My first quilt for Cloth in Common, prompt – LINES. I thought about lines of communication; lining up for warm school milk as a small child; the myriad lines that define us; life written on our faces in lines and wrinkles as we age, stretch marks, the repair lines on the bitumen road deck of an old bridge, the contrails of the jets as they criss-cross the intense blue Australian outback sky, the fence line of a 1,000 acre paddock, lines of vines, citrus and almond trees; power lines marching down a dirt road to the next homestead; a long straight flat road disappearing into the red earth ahead.
What coalesced in my thoughts were flood lines. As a topic it was immediate, current, local, impactful and had lines in such abundance that I wrote three pages of notes about different aspects I could play with. A series may have been born.
I live on a farm 30 km from a local town, Renmark, adjacent to a large national park, and perched on the banks of a river that is part of the Murray Darling basin system, the largest river system in Australia; and the entire system is in flood as I write, after a long, hot, tedious, and seemingly endless drought. Life-giving water has fallen from the sky in abundance, over much of the continent. The catchment is wet and soggy, the rivers are swollen and surging over the banks, the dams are full and overflowing the spillways; the wetlands are flush, and the Great Artesian Basin is having a much-needed recharge. Of course, the floodplains are inundated and in some areas the flood waters have caused damage to property, with people evacuated from their flooded homes and living in emergency accommodation and animals attempting to get to higher ground, sometimes stranded.
As I finish this quilt, the river is beginning to recede, though it may take 3 or 4 months to return to its’ normal, sedate progress. Our house was safely protected by a flood bank, or levee, that was built in 1956 and stopped a much higher flood than this one from inundating the property back then.
So, to my quilt Flood Lines.
Our local wharf has a flood marker that shows the depth of historical floods in the Murray River since the commencement of recorded white history, the earliest in 1830, but below the 1974 one shown here. The biggest was in 1956 and it was a defining event in the town history. The story goes that the original flood marker topped out at 27 feet (above sea level). The ’56 flood covered the marker post, so an extension was made with an extra 3 feet on it and an intrepid soul swam out (with a rope around his waist so he wasn’t swept away by the flood) and attached the addition to the top of the old marker. Sometime later, a local ‘wag’ snuck out and attached a sign at the 30 foot mark saying All Out After This, indicating that the town should be evacuated if the river rose to 30’. The river peaked in Renmark on 22nd August 1956 at 30’ 7 ¾”. There were still several thousand residents living in the town, though many women and children had been evacuated when the hospital went under (water) and many local homes were threatened by the floodwaters.
Flood Lines reflects the intent of the marker (though not with accuracy) and the colourful history of floods in our town. I included an impression of the local Paringa Bridge, a suspension bridge built in 1927 with both road and rail laneways and a lift deck to allow larger river craft to pass below it. The lines of the bridge were a major inspiration for the quilt.
The other panels were impressions of the lines running through the river in flood: the whirls and eddies of the backwaters; the frenzy of fish breeding and feeding in the flood water; the slow advance of the water rising and inundating the floodplain; and my interpretation of an indigenous fish trap, historically made by the local Latji Latji people, woven by the women from locally gathered grasses.
FLOOD LINES
Bronwyn Cant, January 2023
Dimensions: 41” H x 48” W 1040 mm H x 1225 mm W
Material: Cotton quilting fabric, thrift store fabric, hand printed cotton, Ikea fabric, handbag stiffening, jeans rivets, fabric paint, permanent marker pen.

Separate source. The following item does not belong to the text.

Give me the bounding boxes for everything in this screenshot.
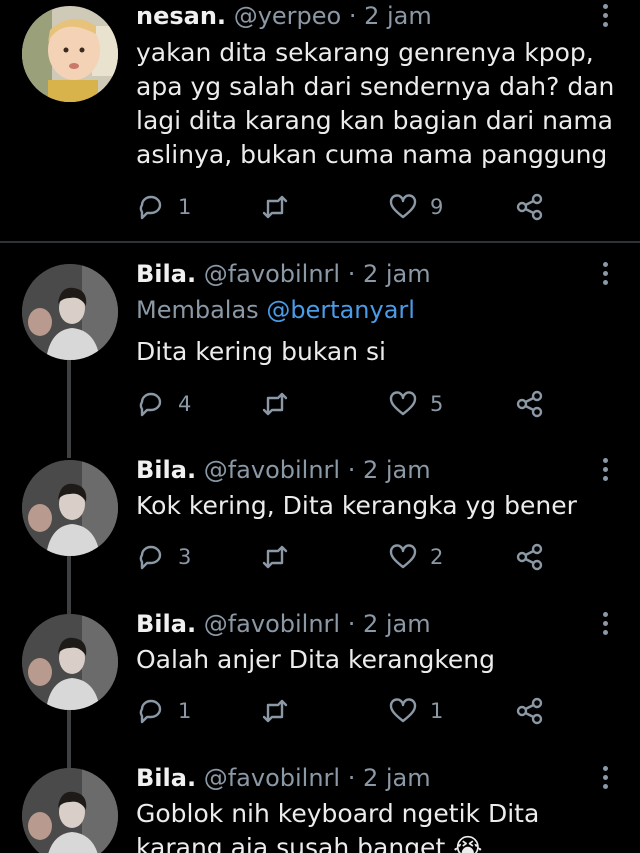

Techniques: Machine sewn pieced ground, hand lettered labels rivetted in place, raw edge machine appliqué strips of fabric with double sided Vliesofix adhesive, raw edge reverse appliqué, longarm quilted.
You combined these repurposed fabrics in such a wonderful way to tell the story. An intriguing work that invites close inspection.
You have made a beautiful work. I love your great color contrasts and your abstract lines. Last year we also had to deal with flooding in the Netherlands, a global problem.
Wow, welcome indeed! You can really paint a picture with your words. And the quilt is so well carried out. The muted colors, the lines and textures — it’s just wonderful.
Welcome to Cloth in Common, and thank you for the stories and the history you’ve shared. We experienced flooding in our area last year, and it is a huge challenge. Those whose homes were flooded had no choice but to leave and wait many months to deal with the aftermath. I’m glad you shared a detail image and explanation of your techniques. My dream is for us all to spend time together sharing processes someday!!